Она разрыдалась. И вынула из своих хрупких ушей жемчужные серьги.
– Примите, отец мой, на помощь сироткам…
– Отдашь Константину, – отрывисто молвил отец Бенджамено. – Теперь Константин у нас ведает всею хозяйственной частью. Итак, Катерина. Пока он безжалостно, гнусно и низко тебя оскорбляет, что делаешь ты? Зовешь ли на помощь? Клянешь ли? Кусаешь его в подбородок? Царапаешь щеки?
– Нет, нет.
– Что же делаешь ты?
– Я тоже его обнимаю, отец.
Священник притих. Прошло минут шесть. Потом он опомнился и зашептал:
– Anima Christ sanctifica me
Corpus Christi salve me
Sanquies Christi inebria me
Aqua lateris Christi lave me
Passio Christi confata me
O bone lesu exaudi me…[1]
Душа Христа, освяти меня
Тело Христа, спаси меня
Кровь Христа, опьяни меня
Святая Вода, омой меня
Страсти Христа, укрепите меня
О милосердный Иисус, освободи меня…
– Мне страшно, отец. Все молитвы бессильны… – опять повторила она.

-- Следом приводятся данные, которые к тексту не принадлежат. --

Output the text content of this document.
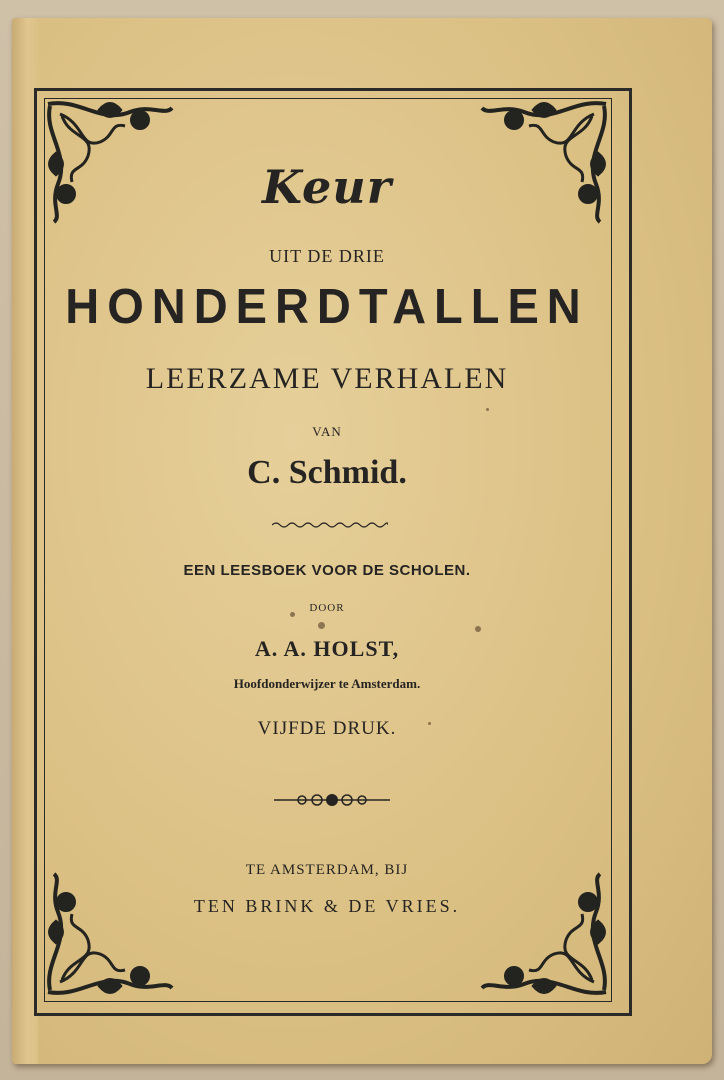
Keur
UIT DE DRIE
HONDERDTALLEN
LEERZAME VERHALEN
VAN
C. Schmid.
EEN LEESBOEK VOOR DE SCHOLEN.
DOOR
A. A. HOLST,
Hoofdonderwijzer te Amsterdam.
VIJFDE DRUK.
TE AMSTERDAM, BIJ
TEN BRINK & DE VRIES.
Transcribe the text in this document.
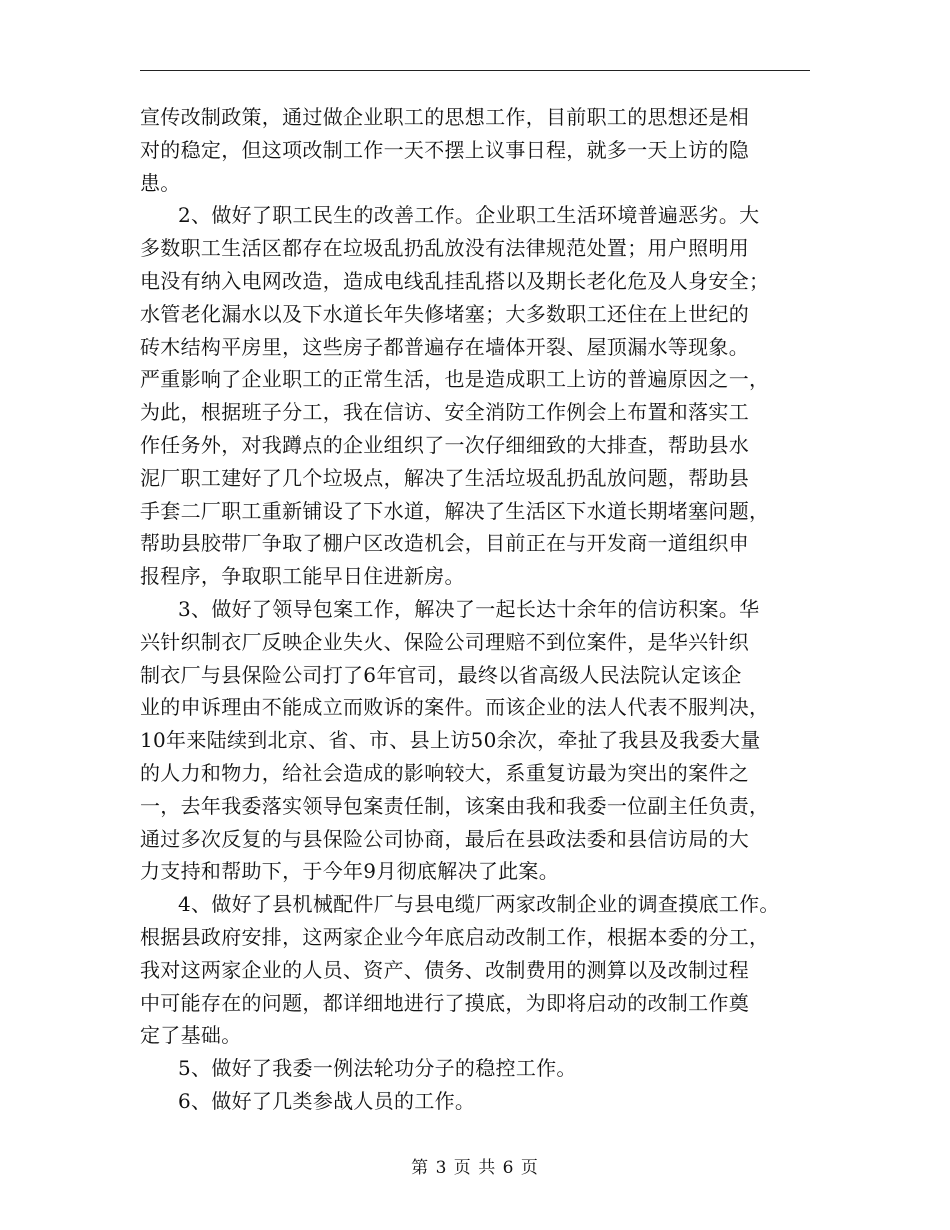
宣传改制政策，通过做企业职工的思想工作，目前职工的思想还是相
对的稳定，但这项改制工作一天不摆上议事日程，就多一天上访的隐
患。
2、做好了职工民生的改善工作。企业职工生活环境普遍恶劣。大
多数职工生活区都存在垃圾乱扔乱放没有法律规范处置；用户照明用
电没有纳入电网改造，造成电线乱挂乱搭以及期长老化危及人身安全；
水管老化漏水以及下水道长年失修堵塞；大多数职工还住在上世纪的
砖木结构平房里，这些房子都普遍存在墙体开裂、屋顶漏水等现象。
严重影响了企业职工的正常生活，也是造成职工上访的普遍原因之一，
为此，根据班子分工，我在信访、安全消防工作例会上布置和落实工
作任务外，对我蹲点的企业组织了一次仔细细致的大排查，帮助县水
泥厂职工建好了几个垃圾点，解决了生活垃圾乱扔乱放问题，帮助县
手套二厂职工重新铺设了下水道，解决了生活区下水道长期堵塞问题，
帮助县胶带厂争取了棚户区改造机会，目前正在与开发商一道组织申
报程序，争取职工能早日住进新房。
3、做好了领导包案工作，解决了一起长达十余年的信访积案。华
兴针织制衣厂反映企业失火、保险公司理赔不到位案件，是华兴针织
制衣厂与县保险公司打了6年官司，最终以省高级人民法院认定该企
业的申诉理由不能成立而败诉的案件。而该企业的法人代表不服判决，
10年来陆续到北京、省、市、县上访50余次，牵扯了我县及我委大量
的人力和物力，给社会造成的影响较大，系重复访最为突出的案件之
一，去年我委落实领导包案责任制，该案由我和我委一位副主任负责，
通过多次反复的与县保险公司协商，最后在县政法委和县信访局的大
力支持和帮助下，于今年9月彻底解决了此案。
4、做好了县机械配件厂与县电缆厂两家改制企业的调查摸底工作。
根据县政府安排，这两家企业今年底启动改制工作，根据本委的分工，
我对这两家企业的人员、资产、债务、改制费用的测算以及改制过程
中可能存在的问题，都详细地进行了摸底，为即将启动的改制工作奠
定了基础。
5、做好了我委一例法轮功分子的稳控工作。
6、做好了几类参战人员的工作。
第 3 页 共 6 页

– Молитвы бессильны?! Я мог бы проклясть тебя! Да! И Господь простил бы мне это проклятье! Поскольку в душе ты осталась в своей прежней вере! В своей богохульной и богопротивной языческой вере! И я бы мог даже тебя отлучить от Святой Нашей Церкви. Как знаешь кого отлучали? Не знаешь? А я ведь могу и сказать!
Он высморкался и опять зашептал, но тихо, почти даже и неразборчиво.
Закончилось мирно. То ли отец Бенджамено Витторио часто сталкивался с подобными безобразиями, то ли светлый небесный ангел стерег его гнев и изрядно смягчал в душе его ярость, чтобы не кипела она с такой силой и, вроде цунами, на головы бедных его прихожан не падала бы, превращая их, робких, в бесформенные и дрожащие тушки. К тому же и Змей, совративший Адама и мраморно-белую голую Еву, так и не уполз никуда, и любому, кто всматривается в густую листву, мерещится в ней, в этой яркой листве, его окровавленный, скользкий язык. Да кто разберет! Короче, расстались они полюбовно, и он со слезами внутри старых глаз опять отпустил ей грехи.
Встряхнув волосами и вмиг ощутив, что серьги уже не мешают, не клонят к земле, Катерина волнистой походкой пошла прямо к берегу, усыпанному полевыми цветами, и там затянула старинную песню:
Расцветали яблони и гру-у-ши!
Па-а-а-плыли туманы над рекой!
Выхади-и-ла на берег Катюша,
На высо-о-кый берег на крутой!
Первую строчку этой песни она пропела по-итальянски: Fiaritura mela a pera, но тут же почувствовала, что благозвучие ее новой родины сразу погубит таинственность смысла да и бесшабашность, неведомую чужестранцам, и сразу вернулась к тому языку, которым поют ледяные просторы, где бабы босыми идут за водою и в сани впрягают послушных медведей.